Since 1992, the federally protected marine sanctuary has kept three major reefs safe from encroaching offshore oil drilling and commercial fishing. Dropping an anchor into the reef could irreparably damage the sensitive corals and destroy an important habitat for the other marine creatures. This year, the National Oceanic and Atmospheric Administration (NOAA) is poised to expand the sanctuary’s boundaries for the first time in nearly a quarter-century—if the plan can withstand lobbying from industry interests.
When the reefs were first recorded in the early 1900s by fishermen, researchers were shocked to find them so far north; the Gulf waters were thought to be too frigid to support corals, organisms mostly found in tropical waters. Hundreds of coral reefs dot the Gulf between Texas and the Florida Keys, but only a handful of sensitive banks are protected from industrial activities.
The reefs contain an abundance of species unique to the Gulf, but the region hasn’t been well-studied, says NOAA researcher GP Schmahl, who is also Flower Garden Banks’ superintendent.
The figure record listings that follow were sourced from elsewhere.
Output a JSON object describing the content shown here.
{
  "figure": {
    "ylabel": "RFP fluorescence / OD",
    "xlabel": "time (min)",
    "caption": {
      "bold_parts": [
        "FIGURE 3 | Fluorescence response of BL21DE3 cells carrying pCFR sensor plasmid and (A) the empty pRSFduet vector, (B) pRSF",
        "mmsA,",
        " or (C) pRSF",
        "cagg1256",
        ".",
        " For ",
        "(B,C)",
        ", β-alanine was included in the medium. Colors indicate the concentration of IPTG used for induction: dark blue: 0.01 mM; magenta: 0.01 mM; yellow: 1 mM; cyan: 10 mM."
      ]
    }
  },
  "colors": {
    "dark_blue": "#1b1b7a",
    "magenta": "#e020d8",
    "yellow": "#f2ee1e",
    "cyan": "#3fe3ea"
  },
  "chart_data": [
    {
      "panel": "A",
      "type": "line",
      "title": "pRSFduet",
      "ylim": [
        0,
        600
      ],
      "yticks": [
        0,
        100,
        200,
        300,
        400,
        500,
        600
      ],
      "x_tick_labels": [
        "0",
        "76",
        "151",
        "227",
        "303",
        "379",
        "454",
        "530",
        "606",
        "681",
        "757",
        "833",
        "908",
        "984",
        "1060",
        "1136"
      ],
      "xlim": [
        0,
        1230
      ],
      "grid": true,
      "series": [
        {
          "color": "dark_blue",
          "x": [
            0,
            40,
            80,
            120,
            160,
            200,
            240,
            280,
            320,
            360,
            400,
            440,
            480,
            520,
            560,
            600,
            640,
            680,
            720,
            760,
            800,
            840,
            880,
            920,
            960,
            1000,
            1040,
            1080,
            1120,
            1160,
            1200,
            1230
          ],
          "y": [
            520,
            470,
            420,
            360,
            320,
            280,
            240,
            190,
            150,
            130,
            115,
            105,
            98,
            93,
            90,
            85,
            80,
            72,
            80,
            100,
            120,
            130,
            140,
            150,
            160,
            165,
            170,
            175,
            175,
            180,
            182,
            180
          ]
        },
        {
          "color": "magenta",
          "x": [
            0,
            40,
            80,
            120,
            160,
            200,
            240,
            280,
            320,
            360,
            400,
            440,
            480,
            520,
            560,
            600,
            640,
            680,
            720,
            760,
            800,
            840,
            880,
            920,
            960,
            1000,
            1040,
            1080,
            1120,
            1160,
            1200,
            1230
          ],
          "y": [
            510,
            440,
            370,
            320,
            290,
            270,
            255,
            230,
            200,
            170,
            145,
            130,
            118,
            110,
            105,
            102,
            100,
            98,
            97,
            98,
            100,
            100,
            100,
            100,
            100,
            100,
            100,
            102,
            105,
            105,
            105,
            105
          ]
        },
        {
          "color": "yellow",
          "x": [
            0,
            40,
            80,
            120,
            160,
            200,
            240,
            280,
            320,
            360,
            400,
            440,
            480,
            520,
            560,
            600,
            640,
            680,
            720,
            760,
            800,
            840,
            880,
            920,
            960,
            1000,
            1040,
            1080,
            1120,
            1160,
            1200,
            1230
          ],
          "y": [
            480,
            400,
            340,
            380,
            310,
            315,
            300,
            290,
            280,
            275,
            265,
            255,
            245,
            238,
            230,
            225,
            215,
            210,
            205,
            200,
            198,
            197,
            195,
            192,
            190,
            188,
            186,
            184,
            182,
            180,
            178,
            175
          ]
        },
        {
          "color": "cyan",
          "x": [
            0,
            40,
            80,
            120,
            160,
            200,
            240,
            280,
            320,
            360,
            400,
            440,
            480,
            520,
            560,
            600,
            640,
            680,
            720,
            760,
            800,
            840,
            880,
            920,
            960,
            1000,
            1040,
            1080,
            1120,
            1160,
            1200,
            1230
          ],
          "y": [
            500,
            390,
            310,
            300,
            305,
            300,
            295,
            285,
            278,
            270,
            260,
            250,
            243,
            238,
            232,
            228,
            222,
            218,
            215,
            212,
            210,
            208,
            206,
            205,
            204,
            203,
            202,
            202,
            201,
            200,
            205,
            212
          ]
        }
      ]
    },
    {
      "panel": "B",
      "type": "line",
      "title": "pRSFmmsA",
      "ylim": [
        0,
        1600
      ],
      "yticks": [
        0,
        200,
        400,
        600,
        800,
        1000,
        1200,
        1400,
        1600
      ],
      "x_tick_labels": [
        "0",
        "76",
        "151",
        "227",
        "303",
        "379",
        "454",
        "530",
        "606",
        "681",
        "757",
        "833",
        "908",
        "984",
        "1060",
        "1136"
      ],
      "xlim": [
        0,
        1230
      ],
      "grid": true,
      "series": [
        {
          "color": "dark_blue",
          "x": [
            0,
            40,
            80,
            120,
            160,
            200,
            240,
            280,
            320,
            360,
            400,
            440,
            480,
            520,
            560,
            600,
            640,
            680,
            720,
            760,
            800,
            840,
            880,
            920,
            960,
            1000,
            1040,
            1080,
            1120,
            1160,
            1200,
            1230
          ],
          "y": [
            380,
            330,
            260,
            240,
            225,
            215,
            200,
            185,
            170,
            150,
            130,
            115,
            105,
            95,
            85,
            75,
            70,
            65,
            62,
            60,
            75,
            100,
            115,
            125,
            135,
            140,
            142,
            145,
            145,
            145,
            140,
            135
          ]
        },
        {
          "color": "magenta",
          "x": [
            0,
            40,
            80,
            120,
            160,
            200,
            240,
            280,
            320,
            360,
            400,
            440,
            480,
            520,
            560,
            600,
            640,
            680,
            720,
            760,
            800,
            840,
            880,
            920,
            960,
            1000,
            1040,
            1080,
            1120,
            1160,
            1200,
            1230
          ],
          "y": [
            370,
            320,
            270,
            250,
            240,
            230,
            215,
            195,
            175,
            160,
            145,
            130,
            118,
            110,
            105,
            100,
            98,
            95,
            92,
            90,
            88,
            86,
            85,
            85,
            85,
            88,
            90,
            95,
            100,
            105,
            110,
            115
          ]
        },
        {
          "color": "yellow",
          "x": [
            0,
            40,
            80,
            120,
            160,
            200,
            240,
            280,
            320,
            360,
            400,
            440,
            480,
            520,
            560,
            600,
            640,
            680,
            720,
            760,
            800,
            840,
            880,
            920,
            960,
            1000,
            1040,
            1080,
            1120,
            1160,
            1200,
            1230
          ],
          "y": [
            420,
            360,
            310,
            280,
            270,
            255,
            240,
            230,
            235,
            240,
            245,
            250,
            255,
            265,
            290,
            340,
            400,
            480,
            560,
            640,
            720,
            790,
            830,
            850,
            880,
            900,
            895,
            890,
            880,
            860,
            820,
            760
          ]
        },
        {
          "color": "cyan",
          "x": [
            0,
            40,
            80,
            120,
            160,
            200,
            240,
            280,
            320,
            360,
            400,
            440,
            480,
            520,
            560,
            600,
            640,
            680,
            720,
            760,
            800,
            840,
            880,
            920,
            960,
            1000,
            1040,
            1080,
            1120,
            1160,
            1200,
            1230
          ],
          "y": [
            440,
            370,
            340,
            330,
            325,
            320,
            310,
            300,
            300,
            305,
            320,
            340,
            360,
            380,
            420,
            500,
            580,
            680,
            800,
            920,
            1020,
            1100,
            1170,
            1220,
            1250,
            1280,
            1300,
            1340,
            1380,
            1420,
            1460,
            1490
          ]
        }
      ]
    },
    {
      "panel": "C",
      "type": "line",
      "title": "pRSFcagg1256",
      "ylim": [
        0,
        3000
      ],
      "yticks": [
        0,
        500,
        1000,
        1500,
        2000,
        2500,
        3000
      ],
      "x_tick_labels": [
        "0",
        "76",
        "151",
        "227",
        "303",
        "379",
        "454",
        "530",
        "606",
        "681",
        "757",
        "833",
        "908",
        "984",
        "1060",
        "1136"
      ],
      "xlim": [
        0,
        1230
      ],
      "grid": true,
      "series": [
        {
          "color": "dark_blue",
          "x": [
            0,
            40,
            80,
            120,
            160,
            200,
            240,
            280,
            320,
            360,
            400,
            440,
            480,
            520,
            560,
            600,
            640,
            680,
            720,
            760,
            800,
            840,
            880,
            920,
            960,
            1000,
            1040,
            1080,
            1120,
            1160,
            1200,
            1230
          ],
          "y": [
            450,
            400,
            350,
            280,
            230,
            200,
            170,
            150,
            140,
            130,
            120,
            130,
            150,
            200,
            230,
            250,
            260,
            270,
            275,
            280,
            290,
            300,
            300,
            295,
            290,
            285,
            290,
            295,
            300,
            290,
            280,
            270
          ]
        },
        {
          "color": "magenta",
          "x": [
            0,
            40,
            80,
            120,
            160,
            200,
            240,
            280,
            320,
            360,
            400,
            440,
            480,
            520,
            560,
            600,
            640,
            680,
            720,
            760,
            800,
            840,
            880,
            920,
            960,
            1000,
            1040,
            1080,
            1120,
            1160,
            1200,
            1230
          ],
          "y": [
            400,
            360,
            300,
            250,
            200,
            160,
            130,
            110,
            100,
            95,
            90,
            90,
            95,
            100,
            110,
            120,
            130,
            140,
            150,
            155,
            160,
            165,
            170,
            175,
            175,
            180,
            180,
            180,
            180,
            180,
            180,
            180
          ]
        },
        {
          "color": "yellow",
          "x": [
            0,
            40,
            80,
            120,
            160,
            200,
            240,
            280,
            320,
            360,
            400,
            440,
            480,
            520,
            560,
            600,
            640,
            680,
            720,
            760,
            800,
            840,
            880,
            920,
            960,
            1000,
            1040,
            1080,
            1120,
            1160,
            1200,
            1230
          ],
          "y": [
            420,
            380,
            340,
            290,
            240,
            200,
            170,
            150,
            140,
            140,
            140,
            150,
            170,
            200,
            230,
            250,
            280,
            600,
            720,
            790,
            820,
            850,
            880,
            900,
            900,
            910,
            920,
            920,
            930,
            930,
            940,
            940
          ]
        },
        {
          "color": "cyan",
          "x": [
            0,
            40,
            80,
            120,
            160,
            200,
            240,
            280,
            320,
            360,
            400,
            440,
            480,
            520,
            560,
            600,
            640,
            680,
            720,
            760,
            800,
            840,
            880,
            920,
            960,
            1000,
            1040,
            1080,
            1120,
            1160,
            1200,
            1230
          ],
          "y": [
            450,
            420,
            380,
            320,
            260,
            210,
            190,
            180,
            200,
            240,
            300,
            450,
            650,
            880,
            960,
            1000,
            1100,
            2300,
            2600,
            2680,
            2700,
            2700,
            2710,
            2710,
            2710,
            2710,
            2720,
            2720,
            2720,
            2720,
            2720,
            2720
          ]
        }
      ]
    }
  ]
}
Expanding the protected area would allow more research into what Schmahl describes as a “very lush biological area.” Just this summer, a new species of black coral was discovered here.
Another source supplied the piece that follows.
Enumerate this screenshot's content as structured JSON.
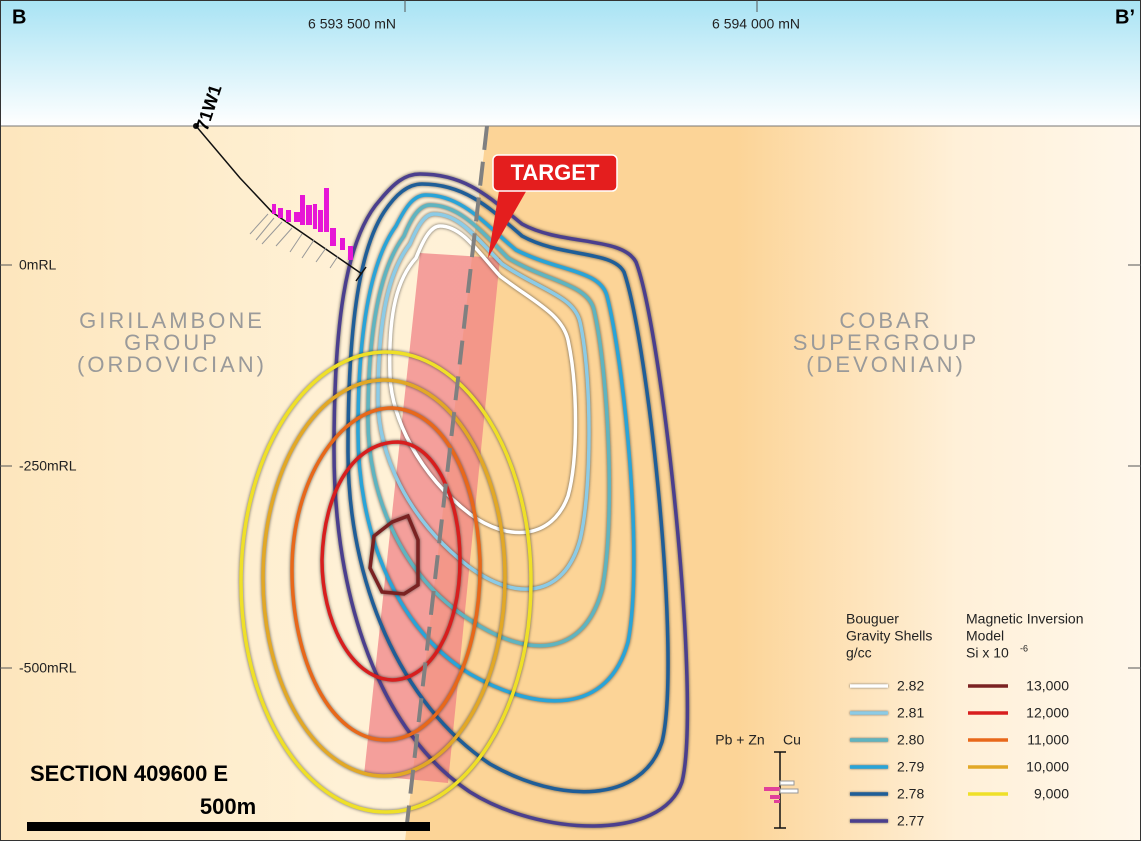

Expanding the sanctuary is also key to sustaining its long-term health. Although the Gulf’s coral reefs are considered healthy, the bar for measuring reef health is pretty low. The Great Barrier, which is the world’s largest coral reef system, has been decimated by climate change and industrial activity, and the Gulf’s reefs aren’t immune to those threats—just this year, the sea surface temperatures are running 3 degrees above average.
In 2016, NOAA sought public input on a variety of plans for the sanctuary’s future, ranging from maintaining the current borders at 56 square miles to expanding it to cover 935 square miles. The public overwhelmingly supported the largest expansion plan, one that would have created a marine sanctuary from the Texas-Louisiana border to the Mississippi Delta.
But Flower Garden Banks’ $1 million budget can’t support such an expansion. NOAA settled on a more realistic build-out of 383 square miles and 15 new banks, but even that plan was scrapped after the petroleum and fishing industries argued the plan would eat into profits. The response has, predictably, perturbed environmental advocates.
Now sanctuary managers seek to increase the area to 160 square miles, effectively one-fifth of what the public wanted. Nonetheless, the current plan would triple the existing sanctuary’s size and still allow for more protection of biodiversity hot spots, according to NOAA. Though the process for expanding is “painfully slow,” Schmahl says, the opportunity to expand the sanctuary will return in a couple of years: After all, it took nearly 60 years of advocacy before the Texas researchers who first recognized Flower Garden Banks’ ecological significance saw any protections established.
In the meantime, some of the bright orange, yellow, or pink coral reefs may turn stark white when damaged. They will no longer support a thriving community of marine life. But until that happens, environmentalists and scientists aren’t giving up on protecting these unique habitats for the future.